In April, the KubeCon + CloudNativeCon Europe 2023 held in Amsterdam, the Netherlands, was one of the largest open-source conferences ever, with over 12,000 attendees. Together with valuable insights, the event confirmed once again that Kubernetes is the centre of cloud-native computing. An interesting article on Silverlinings from Steven Vaughan Nichols describes 5 highlights from the show, and we summarise them here:

  1. Demand for Experts
    Cloud-native professionals are in high demand; Every company in the market is hiring Kubernetes experts, from start-ups to Fortune 50 companies like IBM, Microsoft, and AWS. SUSE and KubeCampus.io also launched new Kubernetes training programs to fill the shortage of cloud-native programmers, DevOps, security professionals, and administrators.
  2. K8s 1.27
    Released before KubeCon, Kubernetes 1.27 includes a few changes; two of them are most important for anyone serious about using Kubernetes: a new community image registry, register.k8s.io, replaces the old name k8s.gcr.io and SeccompDefault is now stable, a property that makes Kubernetes containers more secure by limiting the effective process to a certain number of system calls.

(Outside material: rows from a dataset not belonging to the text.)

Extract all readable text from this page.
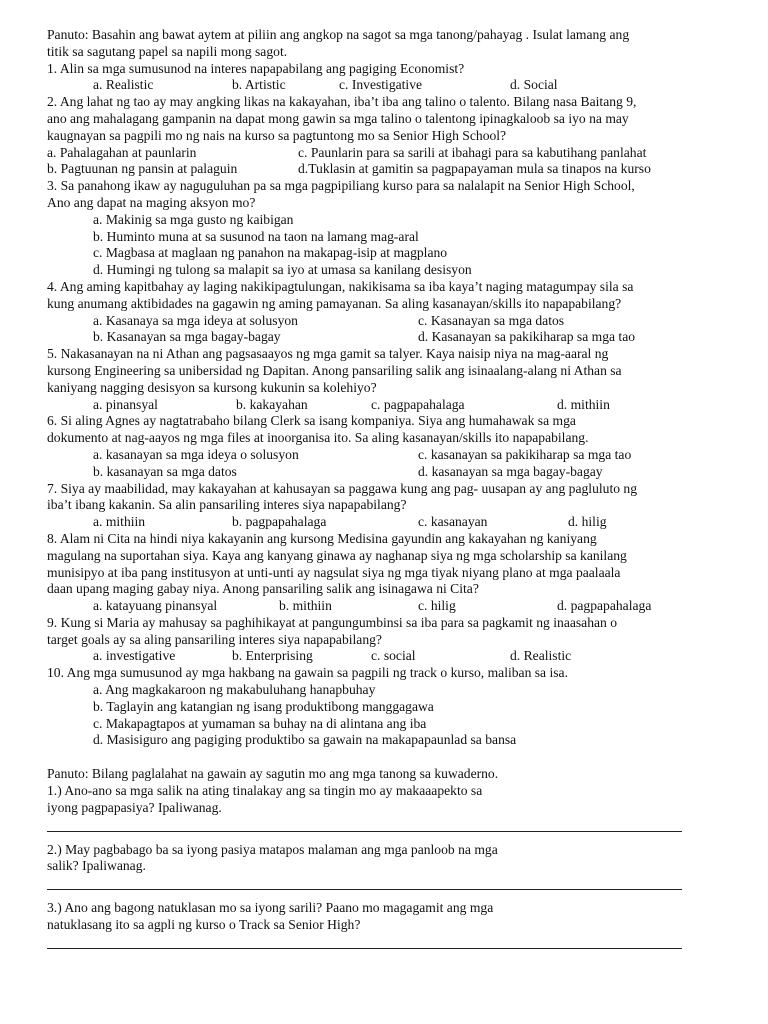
Panuto: Basahin ang bawat aytem at piliin ang angkop na sagot sa mga tanong/pahayag . Isulat lamang ang
titik sa sagutang papel sa napili mong sagot.
1. Alin sa mga sumusunod na interes napapabilang ang pagiging Economist?
a. Realistic	b. Artistic	c. Investigative	d. Social
2. Ang lahat ng tao ay may angking likas na kakayahan, iba’t iba ang talino o talento. Bilang nasa Baitang 9,
ano ang mahalagang gampanin na dapat mong gawin sa mga talino o talentong ipinagkaloob sa iyo na may
kaugnayan sa pagpili mo ng nais na kurso sa pagtuntong mo sa Senior High School?
a. Pahalagahan at paunlarin	c. Paunlarin para sa sarili at ibahagi para sa kabutihang panlahat
b. Pagtuunan ng pansin at palaguin	d.Tuklasin at gamitin sa pagpapayaman mula sa tinapos na kurso
3. Sa panahong ikaw ay naguguluhan pa sa mga pagpipiliang kurso para sa nalalapit na Senior High School,
Ano ang dapat na maging aksyon mo?
a. Makinig sa mga gusto ng kaibigan
b. Huminto muna at sa susunod na taon na lamang mag-aral
c. Magbasa at maglaan ng panahon na makapag-isip at magplano
d. Humingi ng tulong sa malapit sa iyo at umasa sa kanilang desisyon
4. Ang aming kapitbahay ay laging nakikipagtulungan, nakikisama sa iba kaya’t naging matagumpay sila sa
kung anumang aktibidades na gagawin ng aming pamayanan. Sa aling kasanayan/skills ito napapabilang?
a. Kasanaya sa mga ideya at solusyon	c. Kasanayan sa mga datos
b. Kasanayan sa mga bagay-bagay	d. Kasanayan sa pakikiharap sa mga tao
5. Nakasanayan na ni Athan ang pagsasaayos ng mga gamit sa talyer. Kaya naisip niya na mag-aaral ng
kursong Engineering sa unibersidad ng Dapitan. Anong pansariling salik ang isinaalang-alang ni Athan sa
kaniyang nagging desisyon sa kursong kukunin sa kolehiyo?
a. pinansyal	b. kakayahan	c. pagpapahalaga	d. mithiin
6. Si aling Agnes ay nagtatrabaho bilang Clerk sa isang kompaniya. Siya ang humahawak sa mga
dokumento at nag-aayos ng mga files at inoorganisa ito. Sa aling kasanayan/skills ito napapabilang.
a. kasanayan sa mga ideya o solusyon	c. kasanayan sa pakikiharap sa mga tao
b. kasanayan sa mga datos	d. kasanayan sa mga bagay-bagay
7. Siya ay maabilidad, may kakayahan at kahusayan sa paggawa kung ang pag- uusapan ay ang pagluluto ng
iba’t ibang kakanin. Sa alin pansariling interes siya napapabilang?
a. mithiin	b. pagpapahalaga	c. kasanayan	d. hilig
8. Alam ni Cita na hindi niya kakayanin ang kursong Medisina gayundin ang kakayahan ng kaniyang
magulang na suportahan siya. Kaya ang kanyang ginawa ay naghanap siya ng mga scholarship sa kanilang
munisipyo at iba pang institusyon at unti-unti ay nagsulat siya ng mga tiyak niyang plano at mga paalaala
daan upang maging gabay niya. Anong pansariling salik ang isinagawa ni Cita?
a. katayuang pinansyal	b. mithiin	c. hilig	d. pagpapahalaga
9. Kung si Maria ay mahusay sa paghihikayat at pangungumbinsi sa iba para sa pagkamit ng inaasahan o
target goals ay sa aling pansariling interes siya napapabilang?
a. investigative	b. Enterprising	c. social	d. Realistic
10. Ang mga sumusunod ay mga hakbang na gawain sa pagpili ng track o kurso, maliban sa isa.
a. Ang magkakaroon ng makabuluhang hanapbuhay
b. Taglayin ang katangian ng isang produktibong manggagawa
c. Makapagtapos at yumaman sa buhay na di alintana ang iba
d. Masisiguro ang pagiging produktibo sa gawain na makapapaunlad sa bansa
Panuto: Bilang paglalahat na gawain ay sagutin mo ang mga tanong sa kuwaderno.
1.) Ano-ano sa mga salik na ating tinalakay ang sa tingin mo ay makaaapekto sa
iyong pagpapasiya? Ipaliwanag.
2.) May pagbabago ba sa iyong pasiya matapos malaman ang mga panloob na mga
salik? Ipaliwanag.
3.) Ano ang bagong natuklasan mo sa iyong sarili? Paano mo magagamit ang mga
natuklasang ito sa agpli ng kurso o Track sa Senior High?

  3. Automation for Security
    The use of automation in software supply chain security is gaining popularity due to the lack of qualified security personnel. Companies use software bill of materials (SBOM) and Supply-chain Levels for Software Artifacts (SLSA) tools to protect software products by building security in integration and deployment (CICD) pipelines.
  4. SLSA v1.0
    Open Source Security Foundation (OpenSSF) president Brian Behlendorf said that the stable release of SLSA v1.0 is an important step in improving the security of software products. It provides developers with the tools necessary to measure high dependencies, measure the reliability of legacy products, and measure compliance efforts in the future Secure Software Development Framework (SSDF).

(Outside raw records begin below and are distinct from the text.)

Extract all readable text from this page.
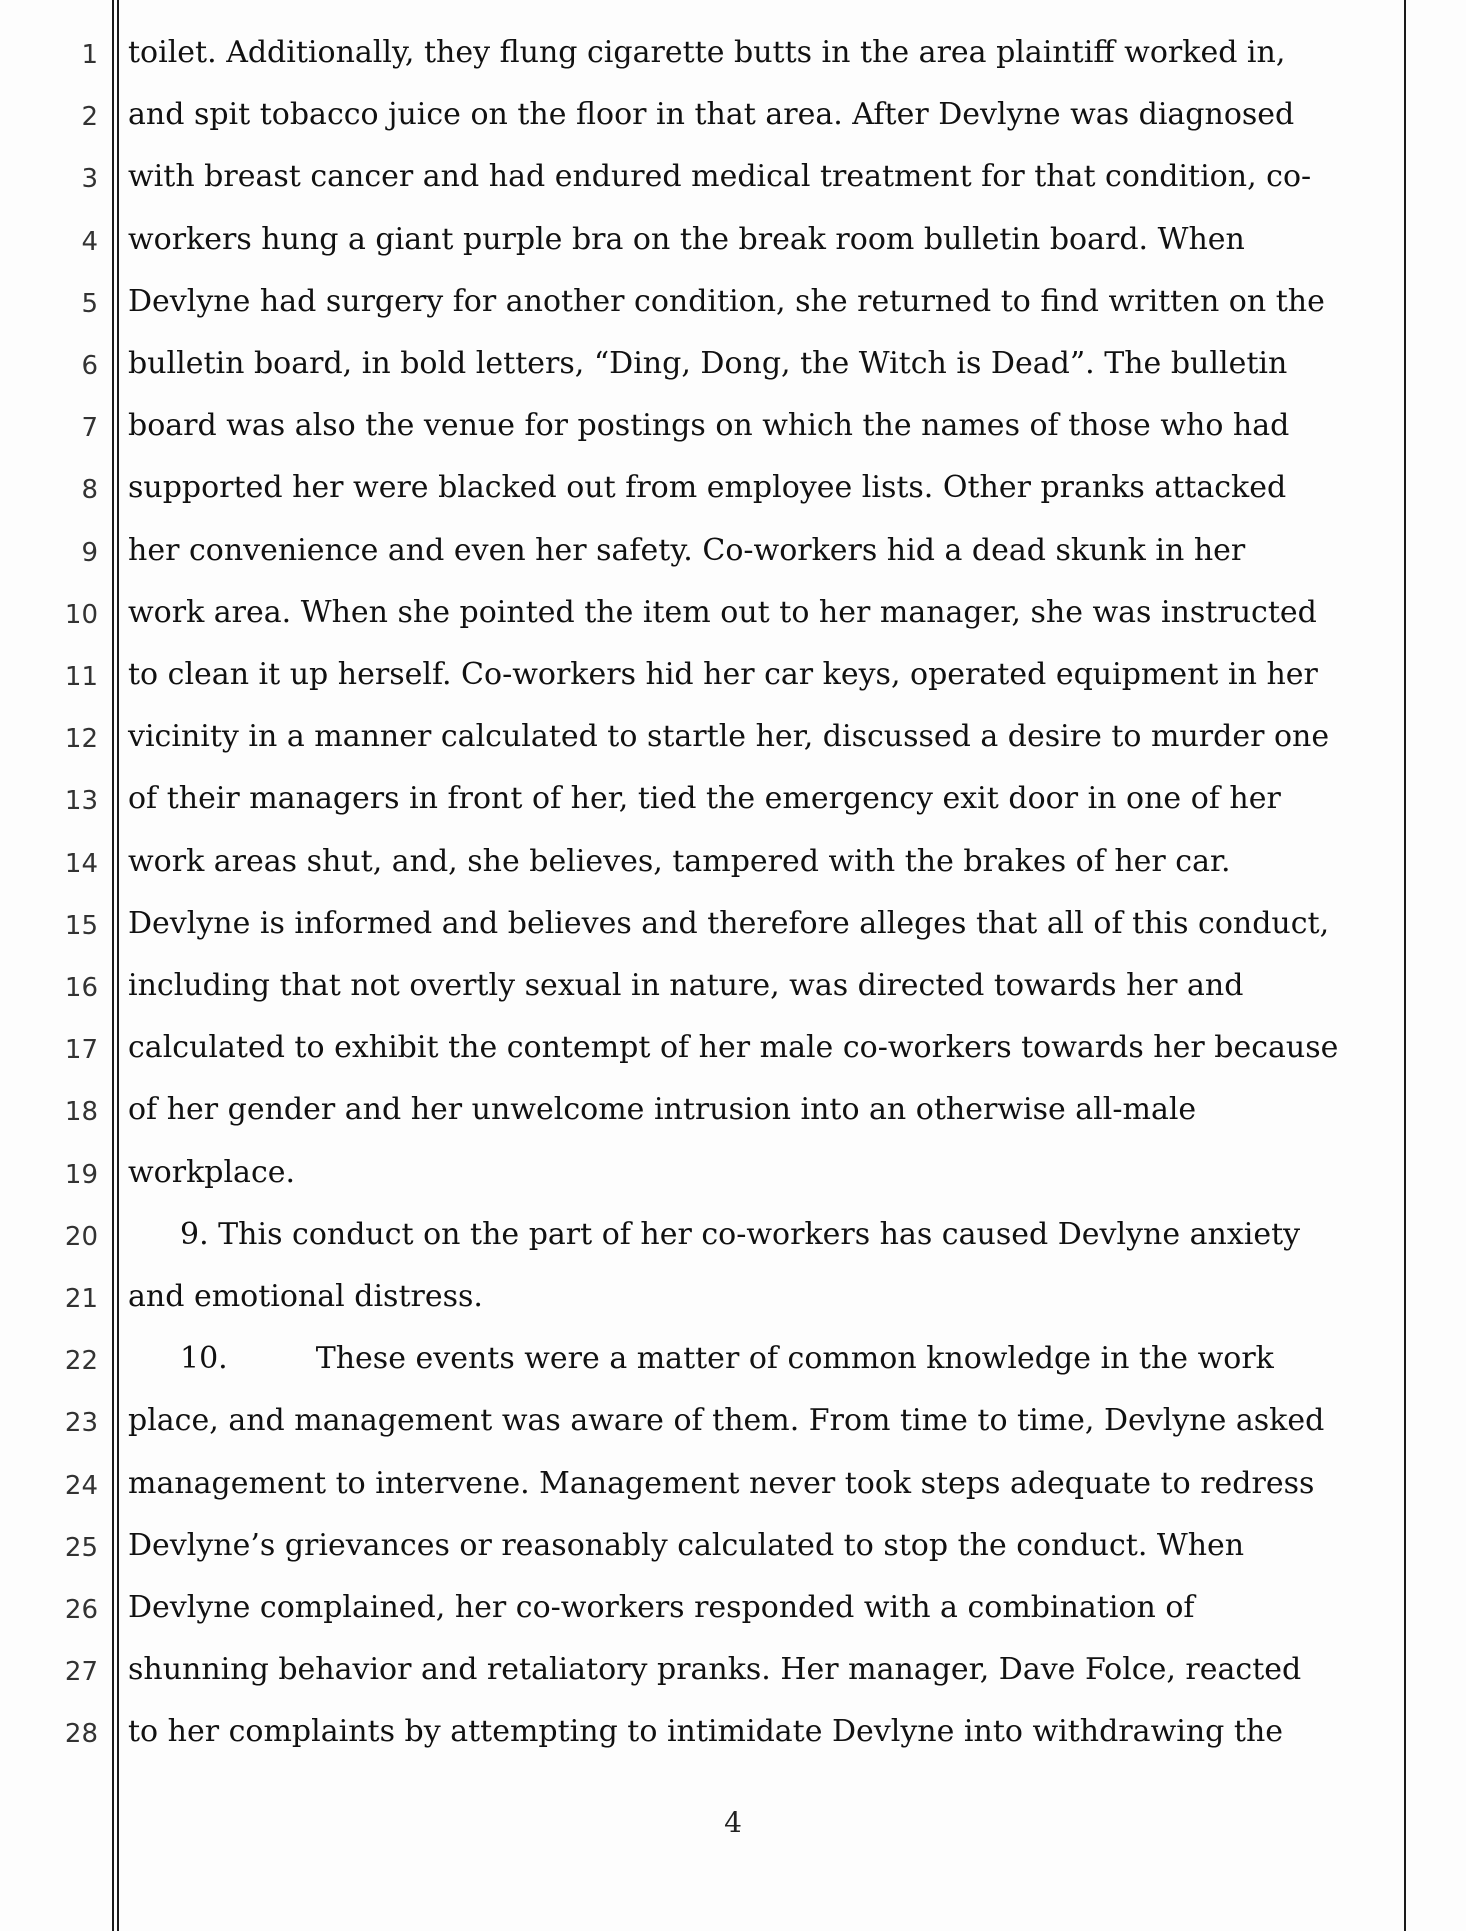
1
2
3
4
5
6
7
8
9
10
11
12
13
14
15
16
17
18
19
20
21
22
23
24
25
26
27
28
toilet. Additionally, they flung cigarette butts in the area plaintiff worked in,
and spit tobacco juice on the floor in that area. After Devlyne was diagnosed
with breast cancer and had endured medical treatment for that condition, co-
workers hung a giant purple bra on the break room bulletin board. When
Devlyne had surgery for another condition, she returned to find written on the
bulletin board, in bold letters, “Ding, Dong, the Witch is Dead”. The bulletin
board was also the venue for postings on which the names of those who had
supported her were blacked out from employee lists. Other pranks attacked
her convenience and even her safety. Co-workers hid a dead skunk in her
work area. When she pointed the item out to her manager, she was instructed
to clean it up herself. Co-workers hid her car keys, operated equipment in her
vicinity in a manner calculated to startle her, discussed a desire to murder one
of their managers in front of her, tied the emergency exit door in one of her
work areas shut, and, she believes, tampered with the brakes of her car.
Devlyne is informed and believes and therefore alleges that all of this conduct,
including that not overtly sexual in nature, was directed towards her and
calculated to exhibit the contempt of her male co-workers towards her because
of her gender and her unwelcome intrusion into an otherwise all-male
workplace.
9. This conduct on the part of her co-workers has caused Devlyne anxiety
and emotional distress.
10.	These events were a matter of common knowledge in the work
place, and management was aware of them. From time to time, Devlyne asked
management to intervene. Management never took steps adequate to redress
Devlyne’s grievances or reasonably calculated to stop the conduct. When
Devlyne complained, her co-workers responded with a combination of
shunning behavior and retaliatory pranks. Her manager, Dave Folce, reacted
to her complaints by attempting to intimidate Devlyne into withdrawing the
4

  5. Generative AI & Cloud
    Generative AI and the cloud are also a highlight at KubeCon, where programs like ChatGPT that use generative AI for speech and emerging with cloud-native computing are discussed. Some companies, such as Microsoft, are already exploring the use of generative AI to optimise container workloads and reduce costs by predicting the optimal resources needed to run applications.